Le sport est, de fait, un observatoire idéal pour mesurer les changements subis par notre environnement.
D’une compétition sportive à une autre, les pistes de ski s’amenuisent, les pelouses des stades voient de nouveaux champignons les envahir, les plages à spots de surf s’érodent, les terrains surchauffent, les joueurs s’évanouissent de déshydratation et les entraînements sont suspendus faute d’air pur.
Heureusement, les acteurs du sport se mobilisent dans le monde entier, pour épargner leur terrain de jeu, la planète.
Il existe peu de sports où la fusion entre l’homme et la nature est aussi forte que le surf. Attentifs en permanence à l’état de l’océan et à la qualité des vagues, les surfeurs observent le monde changer depuis les plages du monde entier. Et les nouvelles ne sont pas bonnes. Il y a quatre ans, un chercheur de l’Université de Stanford constatait déjà que 18% des spots de surf les plus populaires de Californie pourraient être engloutis d’ici les 60 prochaines années.
En 2018, un autre rapport, relayé par le National Geographic, prédisait que les plages emblématiques de la côte Ouest des États-Unis (Venice, Newport, Santa Monica) pourraient être réduites d’un à deux tiers sur la même période.

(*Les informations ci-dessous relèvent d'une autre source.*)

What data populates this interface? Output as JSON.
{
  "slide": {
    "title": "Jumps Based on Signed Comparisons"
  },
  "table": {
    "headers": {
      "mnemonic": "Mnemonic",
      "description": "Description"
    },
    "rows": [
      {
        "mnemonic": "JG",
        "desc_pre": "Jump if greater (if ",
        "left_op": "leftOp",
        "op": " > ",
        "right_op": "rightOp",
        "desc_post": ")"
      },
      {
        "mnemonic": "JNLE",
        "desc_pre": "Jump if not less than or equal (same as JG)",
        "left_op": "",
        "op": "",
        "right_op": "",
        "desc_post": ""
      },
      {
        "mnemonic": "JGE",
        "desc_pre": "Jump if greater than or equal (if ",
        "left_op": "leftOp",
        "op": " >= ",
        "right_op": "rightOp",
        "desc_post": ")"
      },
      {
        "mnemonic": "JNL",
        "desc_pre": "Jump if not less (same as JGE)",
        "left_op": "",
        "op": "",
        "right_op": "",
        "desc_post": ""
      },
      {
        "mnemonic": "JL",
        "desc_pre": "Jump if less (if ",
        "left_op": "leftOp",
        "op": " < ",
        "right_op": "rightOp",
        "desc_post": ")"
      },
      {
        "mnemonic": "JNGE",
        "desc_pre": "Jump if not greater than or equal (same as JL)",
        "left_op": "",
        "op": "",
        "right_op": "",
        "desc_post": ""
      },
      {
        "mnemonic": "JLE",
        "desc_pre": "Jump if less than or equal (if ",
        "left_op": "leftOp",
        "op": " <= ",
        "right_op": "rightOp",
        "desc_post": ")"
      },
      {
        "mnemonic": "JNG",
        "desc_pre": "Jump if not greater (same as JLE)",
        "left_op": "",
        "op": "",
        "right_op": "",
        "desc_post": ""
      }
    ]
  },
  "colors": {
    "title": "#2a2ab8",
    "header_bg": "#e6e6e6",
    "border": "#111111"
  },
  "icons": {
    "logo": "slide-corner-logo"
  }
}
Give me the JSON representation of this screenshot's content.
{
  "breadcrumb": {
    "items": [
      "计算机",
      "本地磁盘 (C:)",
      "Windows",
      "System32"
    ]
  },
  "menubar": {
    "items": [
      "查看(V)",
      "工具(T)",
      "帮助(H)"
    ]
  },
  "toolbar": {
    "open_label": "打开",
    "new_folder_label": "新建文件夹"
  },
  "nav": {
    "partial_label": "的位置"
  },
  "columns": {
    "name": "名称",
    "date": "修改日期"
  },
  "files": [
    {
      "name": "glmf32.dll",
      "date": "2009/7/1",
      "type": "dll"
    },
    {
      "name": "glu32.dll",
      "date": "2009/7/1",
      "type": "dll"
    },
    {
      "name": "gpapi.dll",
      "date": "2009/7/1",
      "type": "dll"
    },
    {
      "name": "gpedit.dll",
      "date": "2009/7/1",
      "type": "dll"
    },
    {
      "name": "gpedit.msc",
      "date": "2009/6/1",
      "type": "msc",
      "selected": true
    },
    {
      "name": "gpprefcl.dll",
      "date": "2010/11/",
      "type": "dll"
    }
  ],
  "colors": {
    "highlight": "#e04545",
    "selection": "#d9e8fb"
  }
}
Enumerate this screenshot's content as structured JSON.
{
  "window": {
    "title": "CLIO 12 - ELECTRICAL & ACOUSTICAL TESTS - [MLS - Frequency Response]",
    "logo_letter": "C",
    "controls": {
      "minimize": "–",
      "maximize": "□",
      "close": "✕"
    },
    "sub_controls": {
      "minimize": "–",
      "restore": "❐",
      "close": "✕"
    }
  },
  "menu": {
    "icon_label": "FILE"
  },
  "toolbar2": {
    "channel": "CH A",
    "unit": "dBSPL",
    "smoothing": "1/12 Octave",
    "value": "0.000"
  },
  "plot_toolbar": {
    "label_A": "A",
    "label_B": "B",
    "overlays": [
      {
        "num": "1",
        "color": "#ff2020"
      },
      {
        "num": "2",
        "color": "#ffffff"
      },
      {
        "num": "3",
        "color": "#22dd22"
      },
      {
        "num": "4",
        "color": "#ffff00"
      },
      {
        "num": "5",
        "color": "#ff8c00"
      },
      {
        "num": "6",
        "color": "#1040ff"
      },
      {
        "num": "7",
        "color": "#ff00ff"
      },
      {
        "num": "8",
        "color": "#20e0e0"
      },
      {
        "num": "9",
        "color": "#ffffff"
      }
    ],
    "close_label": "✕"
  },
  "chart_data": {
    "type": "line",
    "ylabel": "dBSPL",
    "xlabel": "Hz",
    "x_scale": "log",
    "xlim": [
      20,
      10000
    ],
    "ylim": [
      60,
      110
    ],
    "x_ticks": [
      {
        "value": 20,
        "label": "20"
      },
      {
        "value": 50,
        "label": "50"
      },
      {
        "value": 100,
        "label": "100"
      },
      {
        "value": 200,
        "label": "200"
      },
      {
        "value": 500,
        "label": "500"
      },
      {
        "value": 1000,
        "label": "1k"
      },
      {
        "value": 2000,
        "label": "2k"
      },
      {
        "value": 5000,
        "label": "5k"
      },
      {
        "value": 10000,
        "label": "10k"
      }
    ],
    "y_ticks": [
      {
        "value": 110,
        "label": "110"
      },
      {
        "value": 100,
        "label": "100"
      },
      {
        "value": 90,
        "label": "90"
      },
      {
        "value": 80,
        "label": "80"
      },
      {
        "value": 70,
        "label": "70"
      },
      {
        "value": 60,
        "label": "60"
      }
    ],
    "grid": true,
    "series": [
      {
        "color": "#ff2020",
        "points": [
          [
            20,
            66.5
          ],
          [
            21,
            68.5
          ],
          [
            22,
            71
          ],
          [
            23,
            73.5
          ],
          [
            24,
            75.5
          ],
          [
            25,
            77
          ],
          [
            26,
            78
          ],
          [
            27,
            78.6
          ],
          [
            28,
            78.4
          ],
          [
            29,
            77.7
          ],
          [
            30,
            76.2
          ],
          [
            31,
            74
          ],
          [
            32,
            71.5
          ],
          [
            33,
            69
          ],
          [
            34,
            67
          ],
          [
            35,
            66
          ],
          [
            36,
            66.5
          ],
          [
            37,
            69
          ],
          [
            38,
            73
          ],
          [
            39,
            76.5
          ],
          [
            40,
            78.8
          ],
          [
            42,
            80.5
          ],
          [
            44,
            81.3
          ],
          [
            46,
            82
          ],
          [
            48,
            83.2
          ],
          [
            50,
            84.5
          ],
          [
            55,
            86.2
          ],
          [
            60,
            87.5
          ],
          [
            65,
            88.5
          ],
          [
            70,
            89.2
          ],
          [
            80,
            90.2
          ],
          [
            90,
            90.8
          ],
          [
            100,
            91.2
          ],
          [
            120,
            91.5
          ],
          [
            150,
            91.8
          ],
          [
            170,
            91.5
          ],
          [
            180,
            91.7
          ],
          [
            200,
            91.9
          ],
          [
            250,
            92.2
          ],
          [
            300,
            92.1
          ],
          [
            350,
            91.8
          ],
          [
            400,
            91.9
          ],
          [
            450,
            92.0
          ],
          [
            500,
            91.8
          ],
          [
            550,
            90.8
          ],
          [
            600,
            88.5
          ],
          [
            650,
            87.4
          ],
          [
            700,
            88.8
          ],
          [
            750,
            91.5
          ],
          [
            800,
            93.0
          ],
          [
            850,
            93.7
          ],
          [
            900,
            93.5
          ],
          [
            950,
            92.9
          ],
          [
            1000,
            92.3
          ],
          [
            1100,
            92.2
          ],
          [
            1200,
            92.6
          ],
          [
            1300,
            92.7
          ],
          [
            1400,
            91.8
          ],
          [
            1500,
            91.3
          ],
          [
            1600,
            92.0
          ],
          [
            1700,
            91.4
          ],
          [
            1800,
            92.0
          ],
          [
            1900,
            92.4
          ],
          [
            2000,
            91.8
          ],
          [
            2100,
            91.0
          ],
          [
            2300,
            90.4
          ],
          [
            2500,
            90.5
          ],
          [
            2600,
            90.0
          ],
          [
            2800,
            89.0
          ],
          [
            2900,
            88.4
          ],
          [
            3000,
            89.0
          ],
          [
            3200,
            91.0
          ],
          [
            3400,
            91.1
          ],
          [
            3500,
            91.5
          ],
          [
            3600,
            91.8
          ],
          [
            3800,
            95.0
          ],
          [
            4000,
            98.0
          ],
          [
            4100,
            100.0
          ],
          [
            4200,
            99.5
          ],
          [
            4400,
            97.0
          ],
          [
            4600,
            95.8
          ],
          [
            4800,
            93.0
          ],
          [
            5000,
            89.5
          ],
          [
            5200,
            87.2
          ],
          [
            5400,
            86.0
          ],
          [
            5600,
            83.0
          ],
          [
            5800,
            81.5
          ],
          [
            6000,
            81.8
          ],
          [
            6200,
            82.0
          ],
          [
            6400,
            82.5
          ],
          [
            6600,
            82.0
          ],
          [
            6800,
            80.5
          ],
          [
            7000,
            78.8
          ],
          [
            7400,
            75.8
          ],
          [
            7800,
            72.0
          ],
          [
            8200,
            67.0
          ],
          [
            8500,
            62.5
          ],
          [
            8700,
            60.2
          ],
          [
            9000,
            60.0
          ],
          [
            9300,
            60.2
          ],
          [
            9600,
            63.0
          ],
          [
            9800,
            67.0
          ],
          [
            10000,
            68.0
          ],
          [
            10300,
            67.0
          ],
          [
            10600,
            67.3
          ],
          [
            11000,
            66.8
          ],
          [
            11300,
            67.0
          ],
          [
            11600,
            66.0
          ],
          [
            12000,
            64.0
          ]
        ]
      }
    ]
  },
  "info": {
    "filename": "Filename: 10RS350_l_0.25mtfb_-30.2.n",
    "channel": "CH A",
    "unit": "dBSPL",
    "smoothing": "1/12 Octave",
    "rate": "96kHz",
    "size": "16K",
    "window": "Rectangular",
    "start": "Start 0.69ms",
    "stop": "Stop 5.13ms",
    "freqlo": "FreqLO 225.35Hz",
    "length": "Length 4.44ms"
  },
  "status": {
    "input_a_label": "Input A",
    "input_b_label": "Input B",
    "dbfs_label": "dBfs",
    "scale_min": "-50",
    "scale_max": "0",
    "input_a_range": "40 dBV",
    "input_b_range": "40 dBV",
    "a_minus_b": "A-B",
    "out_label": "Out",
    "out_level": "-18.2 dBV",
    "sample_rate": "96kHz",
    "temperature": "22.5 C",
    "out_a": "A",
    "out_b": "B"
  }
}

Mais en plus de grignoter les plages, la modification de la température des courants marin et des vents, l’érosion côtière, et les catastrophes naturelles de plus en plus fréquentent perturbent la production de vagues, certaines devenant soudainement plus hautes, et d’autres bien plus faibles.
Plus proche de chez nous, le littoral aquitain est, lui aussi, touché et l’érosion fait reculer les plages de plusieurs dizaines de mètres en quelques décennies. À Lacanau, les écoles de surf - dont le nombre a été multiplié par 9 entre 1995 et 2016 - ont ainsi décidé de s’unir pour réfléchir à de nouvelles manières plus respectueuses d’investir les plages. À Tahiti, désignée pour accueillir les épreuves de surf des JO 2024, la communauté Teahupo'o se mobilise, elle aussi, à travers la création d’un collectif pour alerter sur les effets des installations pharaoniques prévues sur la santé du littoral et de ses vagues. Les surfeurs peuvent également plus que jamais être les yeux du changement climatique : grâce aux professionnels de la surftech, il existe désormais un aileron intelligent appelé SmartFin à fixer sous sa planche pour récolter des données océanographiques à destination des études scientifiques sur les littoraux.
D’après les chiffres publiés par The Lancet, 8 des 19 villes ayant accueilli les JO d’hiver depuis 2024 ne pourront plus le faire d’ici 2050.
Pour remédier au manque d’enneigement, de nombreuses stations font encore tourner les canons à neige artificielle. Dans les Alpes, il arrive que cette dernière recouvre jusqu’à 32% du domaine skiable, une aberration quand on connaît l’impact de ces machines sur la consommation en eau, en énergie, et sur l’écosystème environnant.
En 2019, la station de Montclar, située en moyenne altitude, a même organisé des livraisons de neige par hélicoptère. Aujourd’hui, les stations commencent timidement à se tourner vers des solutions plus durables en diversifiant leurs activités avec des sports non dépendant de la neige comme le VTT, la randonnée, le parapente, le trail, etc.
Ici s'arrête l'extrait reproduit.